- Born: July 5, 1936
- Died: December 2, 2025 (aged 89) Palm Desert, California
- Education: CUNY Graduate Center (Ph.D.) Hunter College (M.A.) Marymount Manhattan (B.S.)
- Awards: AAAS fellow (1992) Janet L. Norwood Award (2004) Florence Nightingale David Award (2005) ASA Nathan Mantel Lifetime Achievement Award (2010) R. A. Fisher Lectureship (2016)
- Scientific career
- Fields: Biostatistics, group theory
- Workplaces: Stanford University New York University Hunter College
- Thesis: The Frattini Subgroup (1967)
- Doctoral advisor: Gilbert Baumslag

= Alice S. Whittemore =

American epidemiologist (1936–2025)

Alice Segers Whittemore (July 5, 1936 – December 2, 2025) was an American epidemiologist and biostatistician who studied the effects of genetics and lifestyle on cancer, following an earlier career as a pure mathematician studying group theory. She worked as a professor of health research and policy and of biomedical data science at Stanford University, and served as president of the International Biometric Society.

==Education and career==
Whittemore was born on July 5, 1936.

She originally studied pure mathematics. She obtained a bachelor's degree in 1958 from Marymount Manhattan College, and a master's degree in 1964 from Hunter College. Whittemore completed a Ph.D. in 1967, from the Graduate Center of the City University of New York with a dissertation on Frattini subgroups supervised by Gilbert Baumslag.

As a professor of mathematics at Hunter College, she became interested in epidemiology and statistics. While teaching in Hunter College's new statistics program, she reportedly taught herself statistics by reading the textbook just a few pages ahead of her students, completing all the exercises herself before assigning them to the class. She pursued a fellowship to New York University to accomplish that shift of interests, under the mentorship of Joseph Keller. Keller and Whittemore married and moved together to Stanford in 1978. There Whittemore became a professor in the Department of Health Research and Policy. She was chief of epidemiology there from 1997 to 2001, and later became co-chair of the department. Keller died in 2016.

Whittemore died on December 2, 2025 in her home in Palm Desert, California, at the age of 89.

==Contributions==
One of Whittemore's studies found a link between fertility drugs and ovarian cancer, especially strong among women who were treated with the drugs but failed to conceive.

Later, Whittemore contributed her expertise in a paper published in the American Journal of Epidemiology to investigating racial and ethnic differences in ovarian cancer risk.

==Awards and honors==
In 1992, Whittemore was elected as a fellow of the American Association for the Advancement of Science. She was also a fellow of the American Statistical Association, and a member of the National Academy of Medicine.

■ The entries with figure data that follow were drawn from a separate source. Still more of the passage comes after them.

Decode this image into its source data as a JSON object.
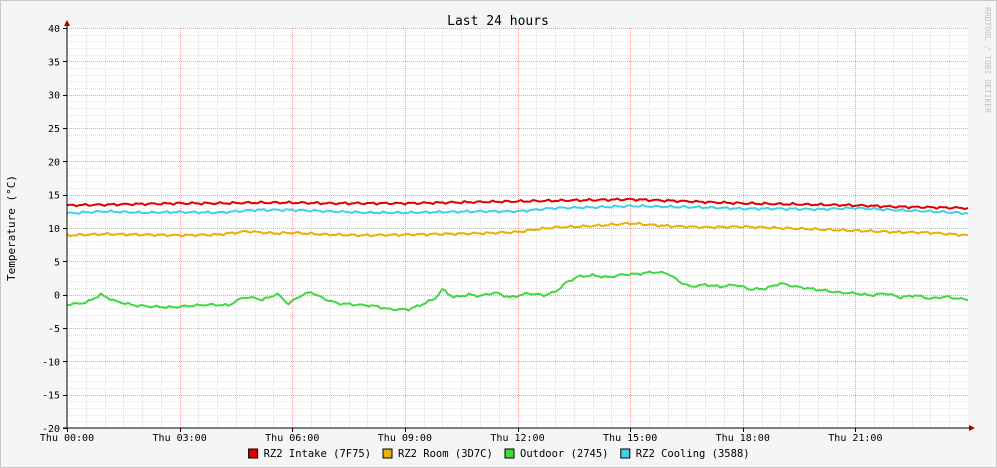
{
  "chart_data": {
    "type": "line",
    "title": "Last 24 hours",
    "ylabel": "Temperature (°C)",
    "xlabel": "",
    "watermark": "RRDTOOL / TOBI OETIKER",
    "ylim": [
      -20,
      40
    ],
    "yticks": [
      40,
      35,
      30,
      25,
      20,
      15,
      10,
      5,
      0,
      -5,
      -10,
      -15,
      -20
    ],
    "xlim_hours": [
      0,
      24
    ],
    "xticks": [
      {
        "hour": 0,
        "label": "Thu 00:00"
      },
      {
        "hour": 3,
        "label": "Thu 03:00"
      },
      {
        "hour": 6,
        "label": "Thu 06:00"
      },
      {
        "hour": 9,
        "label": "Thu 09:00"
      },
      {
        "hour": 12,
        "label": "Thu 12:00"
      },
      {
        "hour": 15,
        "label": "Thu 15:00"
      },
      {
        "hour": 18,
        "label": "Thu 18:00"
      },
      {
        "hour": 21,
        "label": "Thu 21:00"
      }
    ],
    "grid": true,
    "legend_position": "bottom",
    "series": [
      {
        "name": "RZ2 Intake (7F75)",
        "color": "#e00000",
        "points": [
          [
            0,
            13.4
          ],
          [
            1,
            13.5
          ],
          [
            2,
            13.6
          ],
          [
            3,
            13.7
          ],
          [
            4,
            13.7
          ],
          [
            5,
            13.8
          ],
          [
            6,
            13.8
          ],
          [
            7,
            13.7
          ],
          [
            8,
            13.7
          ],
          [
            9,
            13.7
          ],
          [
            10,
            13.8
          ],
          [
            11,
            13.9
          ],
          [
            12,
            14.0
          ],
          [
            13,
            14.1
          ],
          [
            14,
            14.2
          ],
          [
            15,
            14.3
          ],
          [
            16,
            14.1
          ],
          [
            17,
            13.9
          ],
          [
            18,
            13.7
          ],
          [
            19,
            13.6
          ],
          [
            20,
            13.5
          ],
          [
            21,
            13.4
          ],
          [
            22,
            13.2
          ],
          [
            23,
            13.1
          ],
          [
            24,
            13.0
          ]
        ]
      },
      {
        "name": "RZ2 Room (3D7C)",
        "color": "#e8b000",
        "points": [
          [
            0,
            8.9
          ],
          [
            1,
            9.1
          ],
          [
            2,
            9.0
          ],
          [
            3,
            8.9
          ],
          [
            4,
            9.0
          ],
          [
            4.8,
            9.5
          ],
          [
            5.5,
            9.2
          ],
          [
            6,
            9.3
          ],
          [
            7,
            9.0
          ],
          [
            8,
            8.9
          ],
          [
            9,
            9.0
          ],
          [
            10,
            9.1
          ],
          [
            11,
            9.2
          ],
          [
            12,
            9.4
          ],
          [
            12.5,
            9.8
          ],
          [
            13,
            10.1
          ],
          [
            14,
            10.3
          ],
          [
            15,
            10.7
          ],
          [
            15.5,
            10.5
          ],
          [
            16,
            10.3
          ],
          [
            17,
            10.1
          ],
          [
            18,
            10.2
          ],
          [
            19,
            10.0
          ],
          [
            20,
            9.8
          ],
          [
            21,
            9.6
          ],
          [
            22,
            9.4
          ],
          [
            23,
            9.3
          ],
          [
            24,
            8.9
          ]
        ]
      },
      {
        "name": "Outdoor (2745)",
        "color": "#40d840",
        "points": [
          [
            0,
            -1.5
          ],
          [
            0.5,
            -1.2
          ],
          [
            0.9,
            0.0
          ],
          [
            1.3,
            -1.0
          ],
          [
            1.8,
            -1.6
          ],
          [
            2.3,
            -1.8
          ],
          [
            2.8,
            -1.9
          ],
          [
            3.2,
            -1.7
          ],
          [
            3.8,
            -1.5
          ],
          [
            4.3,
            -1.6
          ],
          [
            4.7,
            -0.4
          ],
          [
            5.0,
            -0.5
          ],
          [
            5.2,
            -0.8
          ],
          [
            5.6,
            0.1
          ],
          [
            5.9,
            -1.4
          ],
          [
            6.2,
            -0.2
          ],
          [
            6.5,
            0.4
          ],
          [
            6.8,
            -0.5
          ],
          [
            7.2,
            -1.3
          ],
          [
            7.7,
            -1.5
          ],
          [
            8.2,
            -1.7
          ],
          [
            8.6,
            -2.2
          ],
          [
            9.1,
            -2.2
          ],
          [
            9.4,
            -1.6
          ],
          [
            9.8,
            -0.6
          ],
          [
            10.0,
            0.8
          ],
          [
            10.3,
            -0.4
          ],
          [
            10.7,
            0.0
          ],
          [
            11.0,
            -0.2
          ],
          [
            11.4,
            0.3
          ],
          [
            11.8,
            -0.4
          ],
          [
            12.3,
            0.2
          ],
          [
            12.7,
            -0.1
          ],
          [
            13.0,
            0.4
          ],
          [
            13.3,
            1.8
          ],
          [
            13.6,
            2.7
          ],
          [
            14.0,
            2.9
          ],
          [
            14.4,
            2.6
          ],
          [
            14.8,
            3.0
          ],
          [
            15.2,
            3.1
          ],
          [
            15.6,
            3.4
          ],
          [
            16.0,
            3.2
          ],
          [
            16.3,
            2.0
          ],
          [
            16.6,
            1.2
          ],
          [
            17.0,
            1.5
          ],
          [
            17.4,
            1.2
          ],
          [
            17.8,
            1.5
          ],
          [
            18.2,
            0.8
          ],
          [
            18.6,
            0.9
          ],
          [
            19.0,
            1.7
          ],
          [
            19.4,
            1.2
          ],
          [
            19.8,
            0.9
          ],
          [
            20.2,
            0.6
          ],
          [
            20.6,
            0.3
          ],
          [
            21.0,
            0.2
          ],
          [
            21.4,
            -0.1
          ],
          [
            21.8,
            0.2
          ],
          [
            22.2,
            -0.4
          ],
          [
            22.6,
            -0.1
          ],
          [
            23.0,
            -0.6
          ],
          [
            23.4,
            -0.3
          ],
          [
            24.0,
            -0.8
          ]
        ]
      },
      {
        "name": "RZ2 Cooling (3588)",
        "color": "#40d0e8",
        "points": [
          [
            0,
            12.2
          ],
          [
            1,
            12.5
          ],
          [
            2,
            12.3
          ],
          [
            3,
            12.4
          ],
          [
            4,
            12.3
          ],
          [
            5,
            12.7
          ],
          [
            6,
            12.7
          ],
          [
            7,
            12.5
          ],
          [
            8,
            12.3
          ],
          [
            9,
            12.3
          ],
          [
            10,
            12.4
          ],
          [
            11,
            12.5
          ],
          [
            12,
            12.5
          ],
          [
            13,
            13.0
          ],
          [
            14,
            13.1
          ],
          [
            15,
            13.3
          ],
          [
            16,
            13.2
          ],
          [
            17,
            13.1
          ],
          [
            18,
            12.9
          ],
          [
            19,
            12.9
          ],
          [
            20,
            12.8
          ],
          [
            21,
            13.0
          ],
          [
            22,
            12.7
          ],
          [
            23,
            12.5
          ],
          [
            24,
            12.2
          ]
        ]
      }
    ]
  }
}
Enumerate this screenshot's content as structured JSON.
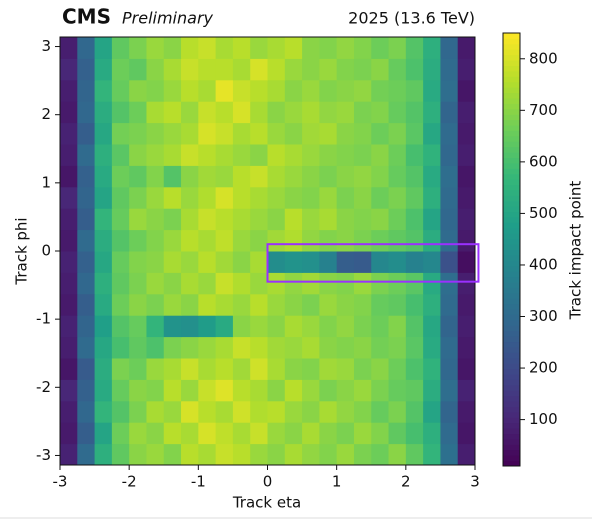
{
  "chart_data": {
    "type": "heatmap",
    "title": "CMS",
    "subtitle": "Preliminary",
    "annotation": "2025 (13.6 TeV)",
    "x_label": "Track eta",
    "y_label": "Track phi",
    "colorbar_label": "Track impact point",
    "colormap": "viridis",
    "x_bins": [
      -3,
      -2.75,
      -2.5,
      -2.25,
      -2,
      -1.75,
      -1.5,
      -1.25,
      -1,
      -0.75,
      -0.5,
      -0.25,
      0,
      0.25,
      0.5,
      0.75,
      1,
      1.25,
      1.5,
      1.75,
      2,
      2.25,
      2.5,
      2.75,
      3
    ],
    "y_bins": [
      -3.14,
      -2.826,
      -2.512,
      -2.198,
      -1.884,
      -1.57,
      -1.256,
      -0.942,
      -0.628,
      -0.314,
      0,
      0.314,
      0.628,
      0.942,
      1.256,
      1.57,
      1.884,
      2.198,
      2.512,
      2.826,
      3.14
    ],
    "values": [
      [
        90,
        300,
        540,
        640,
        700,
        720,
        690,
        760,
        740,
        780,
        760,
        720,
        700,
        740,
        710,
        690,
        720,
        680,
        660,
        700,
        640,
        560,
        320,
        80
      ],
      [
        70,
        260,
        500,
        660,
        720,
        700,
        760,
        740,
        800,
        770,
        740,
        780,
        720,
        700,
        740,
        700,
        680,
        720,
        690,
        640,
        600,
        540,
        300,
        60
      ],
      [
        80,
        290,
        560,
        620,
        680,
        740,
        720,
        800,
        760,
        740,
        790,
        750,
        760,
        720,
        700,
        740,
        710,
        690,
        650,
        680,
        620,
        500,
        280,
        70
      ],
      [
        100,
        270,
        520,
        650,
        700,
        690,
        760,
        720,
        780,
        810,
        760,
        740,
        700,
        760,
        720,
        680,
        700,
        720,
        680,
        650,
        640,
        530,
        310,
        90
      ],
      [
        60,
        250,
        530,
        680,
        660,
        720,
        740,
        780,
        740,
        760,
        730,
        790,
        740,
        700,
        690,
        730,
        720,
        680,
        700,
        660,
        610,
        550,
        290,
        60
      ],
      [
        80,
        300,
        510,
        600,
        640,
        610,
        680,
        700,
        720,
        740,
        780,
        760,
        730,
        720,
        740,
        700,
        690,
        700,
        670,
        680,
        630,
        520,
        300,
        70
      ],
      [
        90,
        280,
        480,
        620,
        650,
        560,
        440,
        430,
        470,
        520,
        700,
        720,
        700,
        740,
        720,
        690,
        710,
        680,
        660,
        690,
        620,
        510,
        280,
        80
      ],
      [
        70,
        260,
        520,
        660,
        700,
        680,
        720,
        700,
        760,
        740,
        720,
        760,
        720,
        700,
        680,
        720,
        700,
        690,
        650,
        640,
        600,
        540,
        300,
        70
      ],
      [
        80,
        290,
        540,
        640,
        680,
        720,
        700,
        740,
        720,
        780,
        750,
        720,
        740,
        710,
        730,
        700,
        690,
        720,
        680,
        660,
        630,
        520,
        310,
        80
      ],
      [
        90,
        270,
        510,
        650,
        690,
        700,
        740,
        720,
        760,
        730,
        700,
        740,
        420,
        440,
        430,
        380,
        260,
        250,
        400,
        420,
        380,
        400,
        220,
        40
      ],
      [
        70,
        300,
        530,
        620,
        660,
        690,
        720,
        760,
        740,
        770,
        720,
        700,
        730,
        750,
        710,
        690,
        700,
        680,
        660,
        640,
        620,
        530,
        300,
        70
      ],
      [
        80,
        260,
        560,
        650,
        720,
        700,
        680,
        740,
        780,
        760,
        740,
        720,
        700,
        760,
        720,
        740,
        700,
        690,
        700,
        660,
        610,
        500,
        290,
        80
      ],
      [
        100,
        280,
        500,
        640,
        680,
        720,
        760,
        720,
        750,
        800,
        760,
        740,
        720,
        700,
        690,
        720,
        680,
        700,
        660,
        680,
        640,
        540,
        300,
        70
      ],
      [
        60,
        270,
        520,
        660,
        640,
        690,
        620,
        700,
        730,
        720,
        760,
        780,
        740,
        720,
        700,
        680,
        700,
        710,
        690,
        650,
        620,
        520,
        310,
        60
      ],
      [
        80,
        300,
        540,
        630,
        700,
        720,
        740,
        780,
        760,
        740,
        720,
        700,
        760,
        740,
        720,
        700,
        690,
        680,
        700,
        660,
        600,
        550,
        290,
        80
      ],
      [
        90,
        260,
        510,
        670,
        680,
        700,
        720,
        740,
        800,
        780,
        740,
        760,
        720,
        700,
        730,
        740,
        700,
        690,
        660,
        680,
        630,
        510,
        300,
        70
      ],
      [
        70,
        290,
        530,
        620,
        660,
        740,
        760,
        720,
        780,
        760,
        800,
        740,
        700,
        720,
        740,
        710,
        720,
        680,
        690,
        650,
        620,
        540,
        280,
        80
      ],
      [
        80,
        280,
        560,
        650,
        700,
        690,
        720,
        760,
        740,
        820,
        780,
        760,
        740,
        700,
        720,
        690,
        700,
        710,
        670,
        660,
        640,
        520,
        310,
        60
      ],
      [
        100,
        270,
        520,
        660,
        640,
        700,
        740,
        780,
        760,
        760,
        740,
        800,
        760,
        720,
        700,
        720,
        690,
        680,
        700,
        650,
        610,
        530,
        300,
        80
      ],
      [
        80,
        290,
        500,
        640,
        680,
        720,
        700,
        760,
        780,
        740,
        760,
        720,
        740,
        760,
        700,
        690,
        710,
        690,
        660,
        680,
        620,
        540,
        290,
        70
      ]
    ],
    "xlim": [
      -3,
      3
    ],
    "ylim": [
      -3.14,
      3.14
    ],
    "xticks": [
      -3,
      -2,
      -1,
      0,
      1,
      2,
      3
    ],
    "yticks": [
      -3,
      -2,
      -1,
      0,
      1,
      2,
      3
    ],
    "clim": [
      10,
      850
    ],
    "cticks": [
      100,
      200,
      300,
      400,
      500,
      600,
      700,
      800
    ],
    "highlight": {
      "xlim": [
        0,
        3.05
      ],
      "ylim": [
        -0.45,
        0.1
      ],
      "color": "#9b30ff"
    }
  }
}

In 2004, she won the Janet L. Norwood Award for outstanding achievement by a woman in the statistical sciences. In 2010, the Statistics in Epidemiology section of the American Statistical Association gave her their Nathan Mantel Lifetime Achievement Award. She was the recipient of the Committee of Presidents of Statistical Societies' Florence Nightingale David Award in 2005 and R. A. Fisher Lectureship in 2016 "for her fundamental contributions to biostatistics and epidemiology, covering a wide range of topics from environmental risk assessment to genetic linkage analysis, genetic association studies and cancer epidemiology; for bringing her statistical and mathematical insight to bear on the collection and interpretation of scientific data; for her leadership in large consortia of cancer studies; and for being a role model for many young scientists".

Whittemore also took part in the assessment of the risk prediction models of the disease.

==Selected publications==
- Whittemore, Alice S. (2009). "Evaluating Health Risk Models"
- Whittemore, A. S. (1980). "Asthma and air pollution in the Los Angeles area."
- Whittemore, A. S. (1990). "Diet, Physical Activity, and Colorectal Cancer Among Chinese in North America and China".
- Whittemore, Alice S. (1994). "A Class of Tests for Linkage Using Affected Pedigree Members".
- Whittemore, A. S. (1995). "Prostate Cancer in Relation to Diet, Physical Activity, and Body Size in Blacks, Whites, and Asians in the United States and Canada".
- Whittemore, A. S. (1997). "Prevalence and contribution of BRCA1 mutations in breast cancer and ovarian cancer: results from three U.S. population-based case-control studies of ovarian cancer".
- Manolio, Teri A. (2009). "Finding the missing heritability of complex diseases".